January 03, 2019
By: Nicole Anderson, Director of The Ben & Hilda Katz Inter-Professional Research Program in Geriatric and Dementia Care; Senior Scientist, Rotman Research Institute
During an annual visit to Minnesota about 10 years ago, I started noticing changes in my dad. I had been doing this kind of work for many years and he started to show a hallmark symptom of mild cognitive impairment (MCI) - repeating questions all the time. He never had a great memory to begin with so the rest of the family chalked it up to stress or aging or what have you, but I detected something more than that was going on. I encouraged my mom and him to get it checked out. He ended up at the Mayo Clinic to be assessed and was diagnosed with mild cognitive impairment at the time.
Once he was diagnosed with mild cognitive impairment, my mom asked what books she could read about MCI. When I looked into it, I was really surprised that there weren’t any books for a lay population out there. There are books on all sorts of obscure topics, but not on MCI for a lay population.
I remember the day I walked into Dr. Angie Troyer’s office here at Baycrest and asked her if she realized there are no books for MCI for a lay population. She had looked for books too and couldn’t find any. It was that day that we decided to write one - Living with Mild Cognitive Impairment: A Guide to Maximizing Brain Health and Reducing Risk of Dementia -
is was the first comprehensive book to be published on mild cognitive impairment. Dr. Troyer and I co-wrote it along with the help of our colleague Dr. Kelly Murphy. It took us about three years and it was published in 2012.
I remember when he was diagnosed with MCI, he was extremely relieved that he didn’t have dementia. A lot of people have a similar reaction. Not everyone with MCI develops dementia, but I knew in his case, he did have Alzheimer’s pathology, it just wasn’t severe enough to cause dementia. But I didn’t want to burst his bubble of being relieved. It progressed to Alzheimer’s and it took its typical course.
Like many people with the disease, it robbed my dad not only of his basic functional abilities, but of his talents. My dad earned a bachelor of fine arts in 1958 and used his skills to build a successful career in advertising. Some of his influential work included Wheaties cereal, Pork the Other White Meat, Got Milk?, and later installments of the This is Your Brain on Drugs campaign. If you have a stack of brand loyalty cards in your wallet, you have my dad to thank for that. American Airlines asked him for a campaign to boost customer loyalty, and he came up with American Advantage, the first national brand loyalty “points” system. My dad became known as “The Godfather of Minneapolis Advertising” for his profound commitment to mentoring and nurturing young talent. Upon retirement, my dad returned to his true passion, and produced hundreds of paintings, many of which earned international awards.

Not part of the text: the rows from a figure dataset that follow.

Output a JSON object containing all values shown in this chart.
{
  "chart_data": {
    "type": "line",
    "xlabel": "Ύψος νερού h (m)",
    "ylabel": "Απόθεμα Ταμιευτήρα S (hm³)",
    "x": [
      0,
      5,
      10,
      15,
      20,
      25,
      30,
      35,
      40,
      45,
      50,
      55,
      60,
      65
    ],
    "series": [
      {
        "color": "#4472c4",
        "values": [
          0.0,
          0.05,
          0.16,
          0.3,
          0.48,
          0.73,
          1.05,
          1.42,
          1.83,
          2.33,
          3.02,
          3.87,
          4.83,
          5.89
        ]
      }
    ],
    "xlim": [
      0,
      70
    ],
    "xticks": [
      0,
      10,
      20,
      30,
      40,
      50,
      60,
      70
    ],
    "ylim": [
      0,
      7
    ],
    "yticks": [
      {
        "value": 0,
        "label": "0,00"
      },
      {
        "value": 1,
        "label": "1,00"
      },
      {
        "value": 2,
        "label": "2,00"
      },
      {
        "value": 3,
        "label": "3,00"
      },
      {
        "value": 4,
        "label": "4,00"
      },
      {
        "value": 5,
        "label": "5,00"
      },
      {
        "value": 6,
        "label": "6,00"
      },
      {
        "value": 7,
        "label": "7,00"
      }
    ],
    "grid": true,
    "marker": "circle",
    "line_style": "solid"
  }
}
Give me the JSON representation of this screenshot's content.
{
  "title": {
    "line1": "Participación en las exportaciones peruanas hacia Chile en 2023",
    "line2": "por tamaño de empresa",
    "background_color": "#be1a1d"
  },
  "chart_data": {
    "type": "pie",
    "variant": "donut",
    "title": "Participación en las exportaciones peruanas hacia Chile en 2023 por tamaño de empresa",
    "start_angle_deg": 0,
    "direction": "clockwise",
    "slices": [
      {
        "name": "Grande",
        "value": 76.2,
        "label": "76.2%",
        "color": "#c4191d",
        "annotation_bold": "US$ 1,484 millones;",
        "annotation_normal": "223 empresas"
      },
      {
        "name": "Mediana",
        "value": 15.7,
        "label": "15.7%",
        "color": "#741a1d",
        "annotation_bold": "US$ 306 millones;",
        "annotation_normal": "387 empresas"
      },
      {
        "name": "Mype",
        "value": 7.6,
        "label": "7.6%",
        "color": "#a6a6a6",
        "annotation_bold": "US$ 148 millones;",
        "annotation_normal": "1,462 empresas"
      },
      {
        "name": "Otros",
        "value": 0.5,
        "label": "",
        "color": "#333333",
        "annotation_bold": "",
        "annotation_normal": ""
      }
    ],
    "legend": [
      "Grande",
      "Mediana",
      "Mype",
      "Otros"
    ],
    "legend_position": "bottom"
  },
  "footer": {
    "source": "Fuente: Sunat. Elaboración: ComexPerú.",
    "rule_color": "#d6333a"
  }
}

As the disease progressed, my dad could no longer paint, or draw, or carry out his usual rants about the Minnesota Vikings. Alzheimer’s disease changed the last 10 years of my dad’s life, but it did not rob him of his character. He was known as “The Gentle Giant” at Folkestone, the memory care home that helped my mother take such great care of him for the last three years. My dad passed away on August of 2018 and he will be missed by everyone who had the great fortune of having him in their lives.
My experience with my dad motivates me more to answer the question, “How can we prevent dementia?” My research addresses cognitive, health, and lifestyle factors in aging brain health and how we can maintain brain health and reduce the risk of dementia as we age.
At the cognitive level, my work is helping to discover exactly how memory and attention changes in healthy older adults and in those who are heading towards dementia. I’m exploring how these are reflected in changes in brain function, and then test the effects of memory and attention interventions designed to reverse those changes.
At the health level, I test the benefits of exercise and diet interventions. I study how conditions, such as high blood pressure and diabetes, affect our thinking abilities and brain health.
Finally, at the lifestyle level, I examine the relationship between cognitive functioning in later life and staying engaged at an older age through activities such as volunteering or late-life learning. Specifically, I study how interventions like volunteering, music lessons, and learning a second language improve cognitive and brain health.